Facebook's responsibility, and where it has failed us

I'm not here to blame Facebook for the extreme views of society. That's unfair, and it's unreasonable to expect any social platform to police such things. To a very large extent, users should bear responsibility for what they share and post, and Facebook shouldn't act as an "arbiter" of truth on everything that's posted. 

Facebook does have an obligation, however, to better-control who is able to use its platform. There are plenty of groups with the motivation and incentive to use the platform to distort and mislead for their own benefit. Facebook hasn't done enough to combat this. 

There has been some movement in the right direction. Facebook has made it easier for users to report posts that violate the company's policies, including fake news, hate speech, spam, or other objectionable content. Facebook has also added a button on posts with shared links that gives information about the content and the website it is from. 

Yet Facebook continues to fail in a key way: what it monetizes. While Twitter made the decision in late 2019 to no longer accept political advertising, Facebook has shown zero interest in following suit. To the contrary, 2020 is a presidential election year in the U.S., and it's likely that the social media giant is looking for this to be its biggest political ad-spend year ever

Facebook could be heading toward a possible repeat of the 2016 debacle, where it accepted millions of dollars for promoted posts that came from foreign groups making a concerted effort to disrupt the political process in America. As long as Facebook agrees to accept political ad money, its own financial incentives will run counter to the platform living up to its mission to "...give people the power to build community and bring the world closer together."
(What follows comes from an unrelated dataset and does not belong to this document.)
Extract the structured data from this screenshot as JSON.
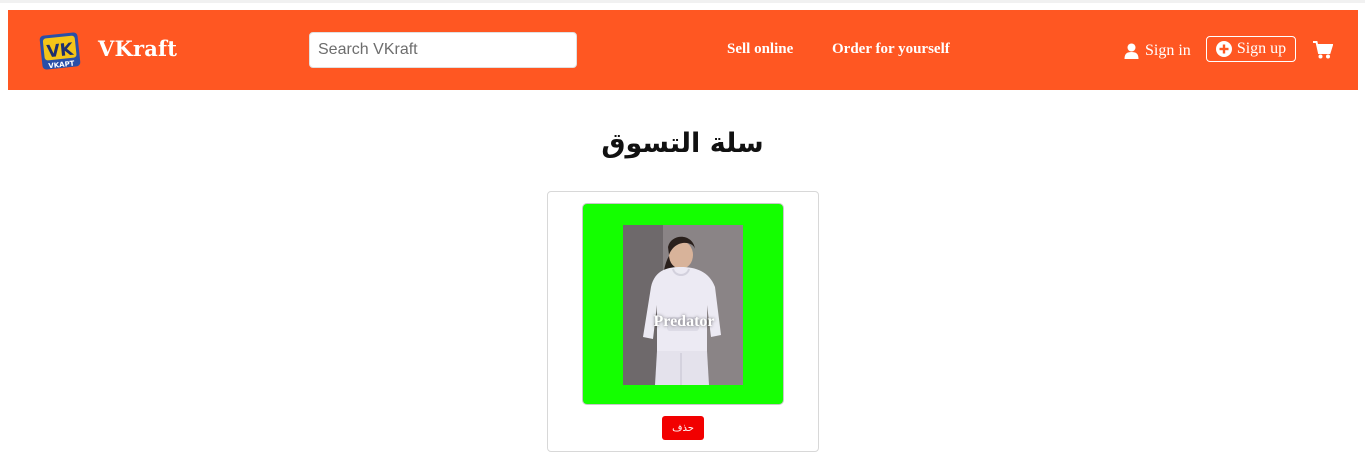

Doing well, but not doing good

Every company has environmental, social, and governance obligations, and so-called ESG Investing has become more important to millions of people in recent years. Facebook's social mission is more important than most, simply because of what its business is. Facebook has failed all stakeholders in this area, including investors, users, and advertisers. 

We've already seen many advertisers recently step away from the platform because of concerns about Facebook's inaction on these issues. How long the "boycott" lasts remains to be seen, but it's evident that I'm far from the only concerned party. 

Looking ahead, Facebook could continue to beat the market. It's absolutely dominant, and marketers will go where the customers are watching. 

But investing isn't just about making money; it's also about participating in building something that makes the world better. Facebook absolutely has the power to do that, and it certainly does good for millions of people. But at the same time, the harm that the platform causes -- evidenced by the kinds of advertising it will take money for -- outweighs the good for me. And until that changes, I won't own a single share.